Enhancing hybrid manufacturing with AI-driven real-time adaptive process control: integrating machine learning models and robotic systems

The potential of additive methods to integrate with machine learning (ML) models in hybrid manufacturing is significant in developing closed-loop processes for intelligent and adaptive control. This study presents a framework to defect mitigation that leverages a hybrid deep convolutional neural network (CNN) architecture with laser powder bed fusion additive systems. It connects on-site optical vision and sensor streams to identify process abnormalities and report real-time remedial actions. The hybrid CNN automatically connects reported anomalies to the physical actuation where quality issues might occur in a closed-loop fashion.
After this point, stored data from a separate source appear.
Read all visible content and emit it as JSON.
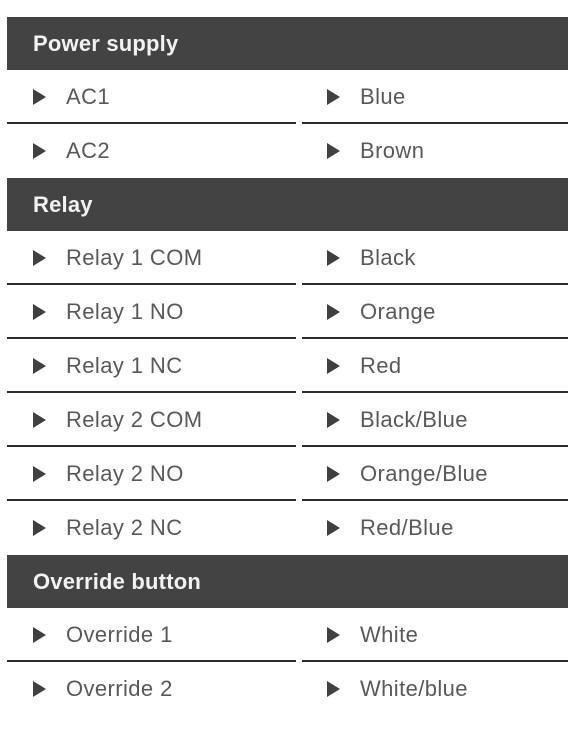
{
  "colors": {
    "header_bar": "#434343",
    "header_text": "#f2f2f2",
    "row_text": "#595959",
    "divider": "#2b2b2b",
    "marker": "#404040",
    "background": "#ffffff"
  },
  "icons": {
    "marker": "triangle-right-icon"
  },
  "sections": [
    {
      "title": "Power supply",
      "rows": [
        {
          "terminal": "AC1",
          "wire": "Blue"
        },
        {
          "terminal": "AC2",
          "wire": "Brown"
        }
      ]
    },
    {
      "title": "Relay",
      "rows": [
        {
          "terminal": "Relay 1 COM",
          "wire": "Black"
        },
        {
          "terminal": "Relay 1 NO",
          "wire": "Orange"
        },
        {
          "terminal": "Relay 1 NC",
          "wire": "Red"
        },
        {
          "terminal": "Relay 2 COM",
          "wire": "Black/Blue"
        },
        {
          "terminal": "Relay 2 NO",
          "wire": "Orange/Blue"
        },
        {
          "terminal": "Relay 2 NC",
          "wire": "Red/Blue"
        }
      ]
    },
    {
      "title": "Override button",
      "rows": [
        {
          "terminal": "Override 1",
          "wire": "White"
        },
        {
          "terminal": "Override 2",
          "wire": "White/blue"
        }
      ]
    }
  ]
}
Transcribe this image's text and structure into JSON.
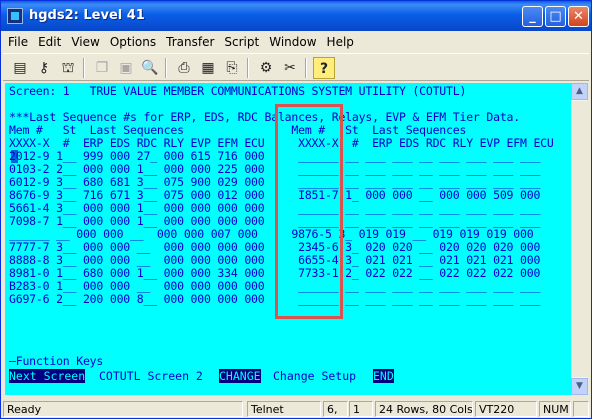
{
  "window": {
    "title": "hgds2: Level 41"
  },
  "menu": [
    "File",
    "Edit",
    "View",
    "Options",
    "Transfer",
    "Script",
    "Window",
    "Help"
  ],
  "toolbar_icons": [
    "new-session-icon",
    "connect-icon",
    "disconnect-icon",
    "copy-icon",
    "paste-icon",
    "find-icon",
    "print-screen-icon",
    "print-setup-icon",
    "print-icon",
    "settings-icon",
    "tools-icon",
    "help-icon"
  ],
  "terminal": {
    "lines": [
      "Screen: 1   TRUE VALUE MEMBER COMMUNICATIONS SYSTEM UTILITY (COTUTL)",
      "",
      "***Last Sequence #s for ERP, EDS, RDC Balances, Relays, EVP & EFM Tier Data.",
      "Mem #   St  Last Sequences                Mem #   St  Last Sequences",
      "XXXX-X  #  ERP EDS RDC RLY EVP EFM ECU     XXXX-X  #  ERP EDS RDC RLY EVP EFM ECU",
      "2012-9 1__ 999 000 27_ 000 615 716 000     ______ __ ___ ___ __ ___ ___ ___ ___",
      "0103-2 2__ 000 000 1__ 000 000 225 000     ______ __ ___ ___ __ ___ ___ ___ ___",
      "6012-9 3__ 680 681 3__ 075 900 029 000     ______ __ ___ ___ __ ___ ___ ___ ___",
      "8676-9 3__ 716 671 3__ 075 000 012 000     I851-7 1_ 000 000 __ 000 000 509 000",
      "5661-4 3__ 000 000 1__ 000 000 000 000     ______ __ ___ ___ __ ___ ___ ___ ___",
      "7098-7 1__ 000 000 1__ 000 000 000 000     ______ __ ___ ___ __ ___ ___ ___ ___",
      "______ __ 000 000 __  000 000 007 000     9876-5 3_ 019 019 __ 019 019 019 000",
      "7777-7 3__ 000 000 __  000 000 000 000     2345-6 3_ 020 020 __ 020 020 020 000",
      "8888-8 3__ 000 000 __  000 000 000 000     6655-4 3_ 021 021 __ 021 021 021 000",
      "8981-0 1__ 680 000 1__ 000 000 334 000     7733-1 2_ 022 022 __ 022 022 022 000",
      "B283-0 1__ 000 000 __  000 000 000 000     ______ __ ___ ___ __ ___ ___ ___ ___",
      "G697-6 2__ 200 000 8__ 000 000 000 000     ______ __ ___ ___ __ ___ ___ ___ ___",
      "",
      "",
      "",
      "",
      "—Function Keys"
    ],
    "fkeys": {
      "next_screen": "Next Screen",
      "next_screen_desc": "COTUTL Screen 2",
      "change": "CHANGE",
      "change_desc": "Change Setup",
      "end": "END"
    }
  },
  "status": {
    "left": "Ready",
    "protocol": "Telnet",
    "row": "6,",
    "col": "1",
    "size": "24 Rows, 80 Cols",
    "emulation": "VT220",
    "keylock": "NUM"
  }
}
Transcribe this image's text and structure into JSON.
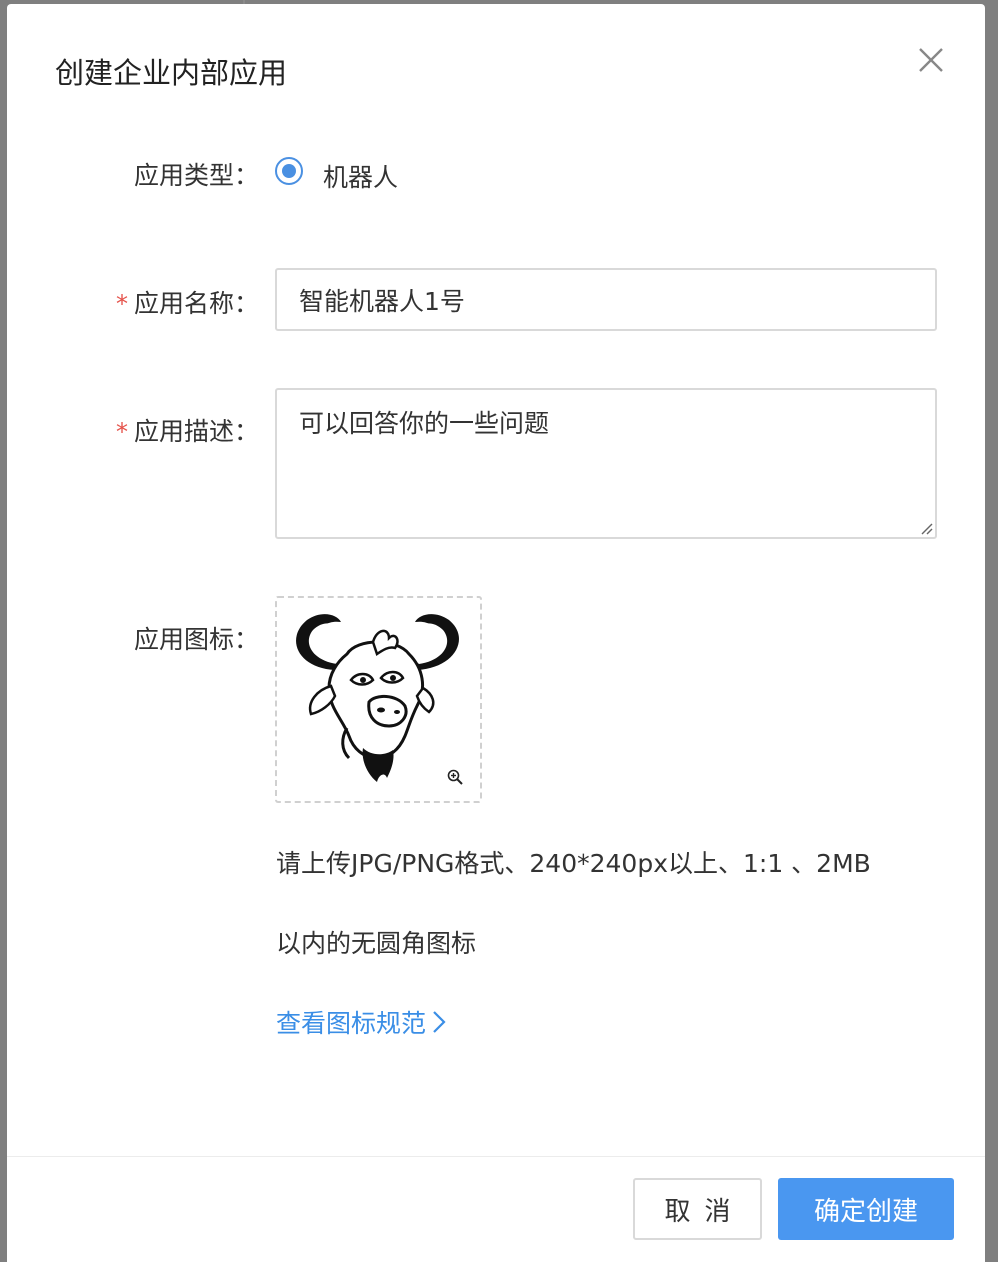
{
  "dialog": {
    "title": "创建企业内部应用"
  },
  "form": {
    "type_label": "应用类型：",
    "type_option": "机器人",
    "name_label": "应用名称：",
    "name_value": "智能机器人1号",
    "desc_label": "应用描述：",
    "desc_value": "可以回答你的一些问题",
    "icon_label": "应用图标：",
    "required_mark": "*",
    "hint_line1": "请上传JPG/PNG格式、240*240px以上、1:1 、2MB",
    "hint_line2": "以内的无圆角图标",
    "link_text": "查看图标规范"
  },
  "footer": {
    "cancel_label": "取消",
    "confirm_label": "确定创建"
  },
  "icons": {
    "close": "close-icon",
    "radio": "radio-selected-icon",
    "chevron": "chevron-right-icon",
    "zoom": "zoom-in-icon",
    "gnu": "gnu-head-logo"
  },
  "colors": {
    "primary": "#4a97f0",
    "link": "#3a8ee6",
    "required": "#e5534b",
    "border": "#d9d9d9"
  }
}
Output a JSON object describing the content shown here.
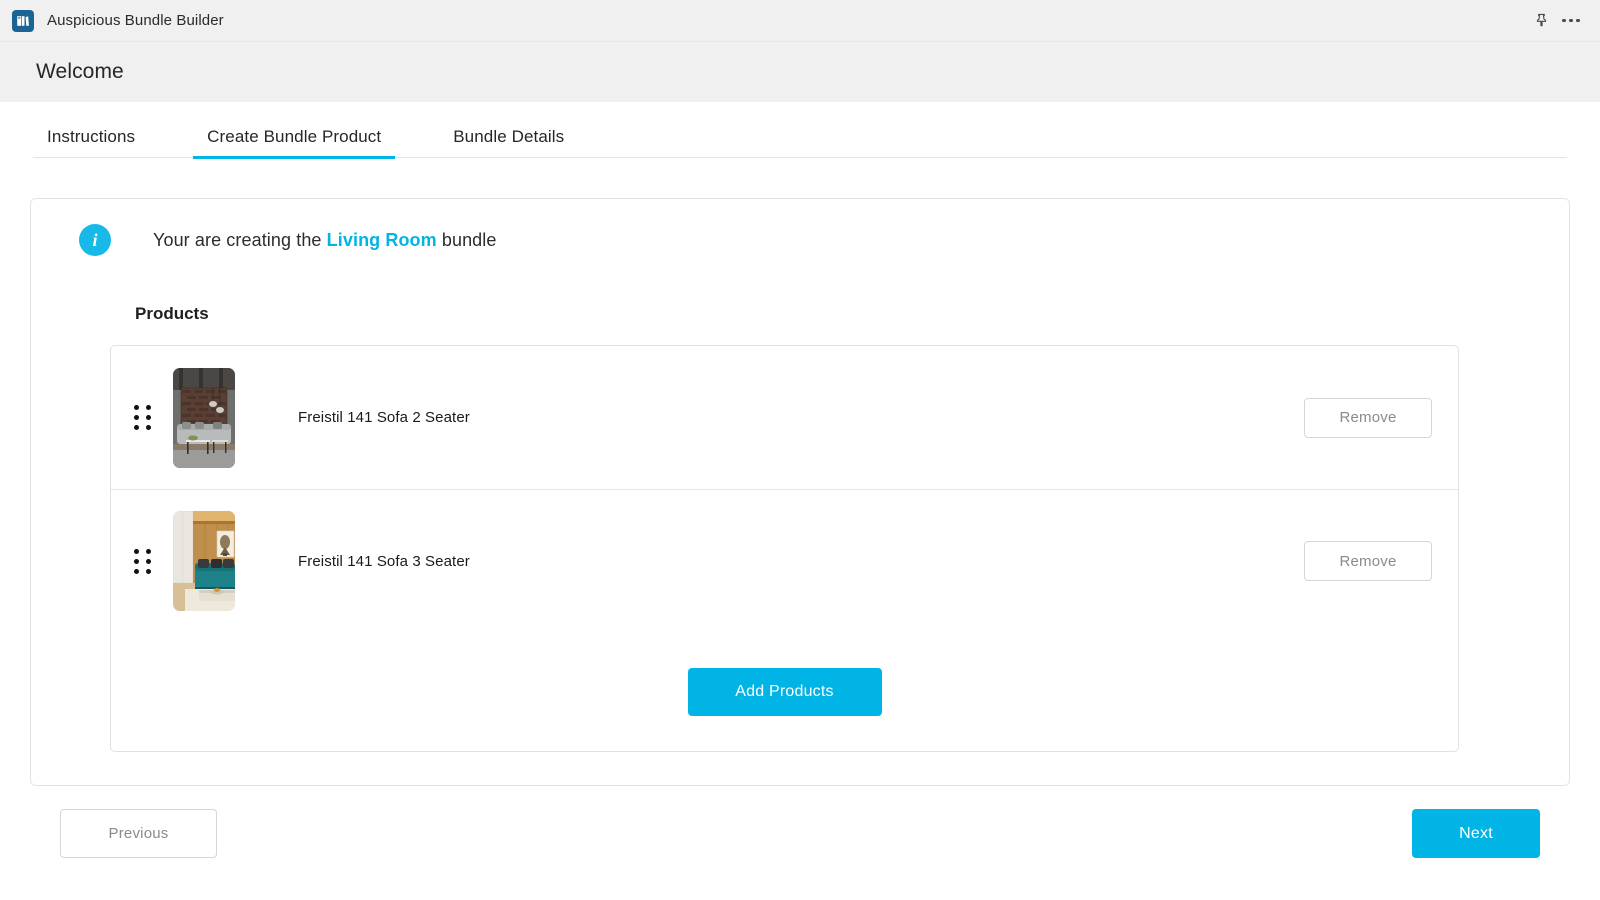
{
  "titlebar": {
    "app_name": "Auspicious Bundle Builder",
    "app_icon": "bundle-app-icon",
    "pin_icon": "pin-icon",
    "more_icon": "more-options-icon",
    "icon_bg": "#1a6496"
  },
  "header": {
    "title": "Welcome"
  },
  "tabs": {
    "items": [
      {
        "label": "Instructions",
        "active": false
      },
      {
        "label": "Create Bundle Product",
        "active": true
      },
      {
        "label": "Bundle Details",
        "active": false
      }
    ],
    "active_underline_color": "#00b4e6"
  },
  "banner": {
    "icon": "info-icon",
    "icon_color": "#16b9e8",
    "text_before": "Your are creating the ",
    "highlight": "Living Room",
    "highlight_color": "#00b4e6",
    "text_after": " bundle"
  },
  "products_section": {
    "heading": "Products",
    "rows": [
      {
        "drag_handle": "drag-handle-icon",
        "thumbnail": "living-room-grey-sofa-brick-wall",
        "name": "Freistil 141 Sofa 2 Seater",
        "remove_label": "Remove"
      },
      {
        "drag_handle": "drag-handle-icon",
        "thumbnail": "living-room-teal-sofa-wood-wall",
        "name": "Freistil 141 Sofa 3 Seater",
        "remove_label": "Remove"
      }
    ],
    "add_products_label": "Add Products",
    "add_products_color": "#00b4e6"
  },
  "footer": {
    "previous_label": "Previous",
    "next_label": "Next",
    "next_color": "#00b4e6"
  }
}
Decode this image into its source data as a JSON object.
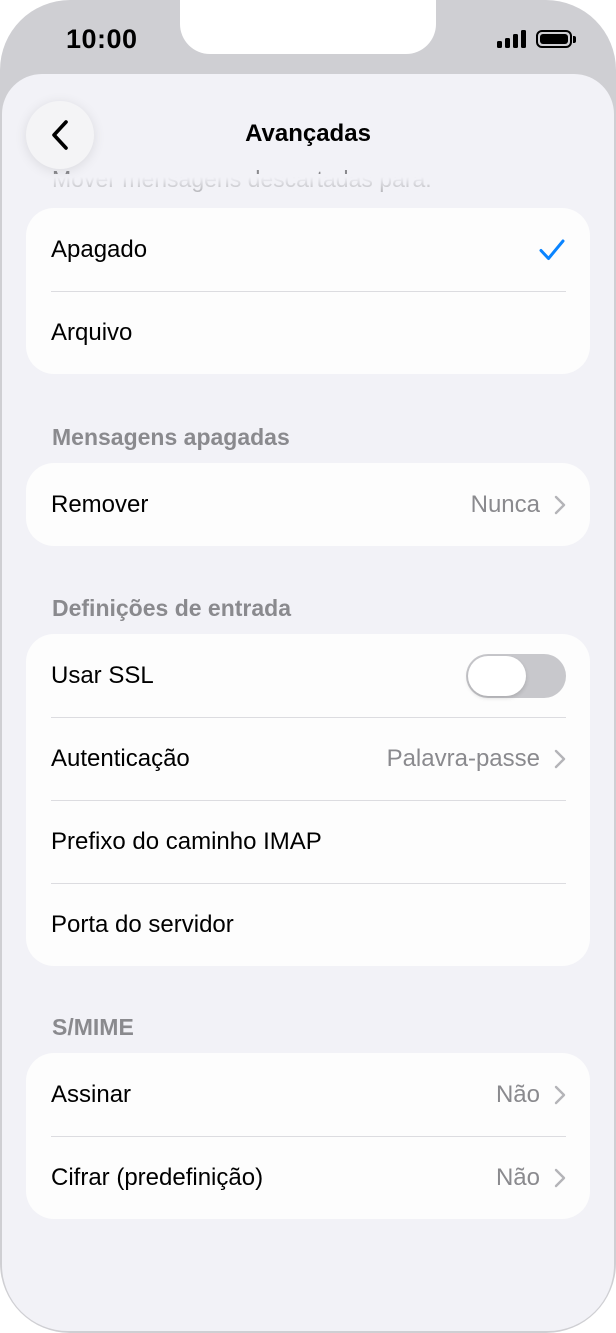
{
  "status_bar": {
    "time": "10:00"
  },
  "nav": {
    "title": "Avançadas"
  },
  "sections": {
    "discarded": {
      "header": "Mover mensagens descartadas para:",
      "options": [
        {
          "label": "Apagado",
          "selected": true
        },
        {
          "label": "Arquivo",
          "selected": false
        }
      ]
    },
    "deleted": {
      "header": "Mensagens apagadas",
      "rows": [
        {
          "label": "Remover",
          "value": "Nunca"
        }
      ]
    },
    "incoming": {
      "header": "Definições de entrada",
      "rows": [
        {
          "label": "Usar SSL",
          "toggle_on": false
        },
        {
          "label": "Autenticação",
          "value": "Palavra-passe"
        },
        {
          "label": "Prefixo do caminho IMAP"
        },
        {
          "label": "Porta do servidor"
        }
      ]
    },
    "smime": {
      "header": "S/MIME",
      "rows": [
        {
          "label": "Assinar",
          "value": "Não"
        },
        {
          "label": "Cifrar (predefinição)",
          "value": "Não"
        }
      ]
    }
  },
  "colors": {
    "accent": "#0a84ff",
    "secondary_text": "#8a8a8e",
    "background": "#f2f2f7"
  },
  "icons": {
    "back": "chevron-left-icon",
    "disclosure": "chevron-right-icon",
    "selected": "checkmark-icon"
  }
}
This enables self-learning and autonomous corner-cutting while offering a pathway to new applications in digital manufacturing, such as surface finish optimisation and shape adaptation within a single build. In a case study, we demonstrate that our framework enables inspection and control at a level never seen before, as demonstrated by its precision in product inspection with an F-score of 93.8% and its ability to adjust control at a frequency exceeding 10 Hz. This work not only enables new learning paradigms for the development of real-time control systems for hybrid manufacturing, but also accelerates the process of AI-driven intelligent manufacturing by equipping industrial production systems with intelligence, flexibility and resilience. Our technique for tight coupling of process signals and actuation is a significant technical breakthrough in this critical pathway.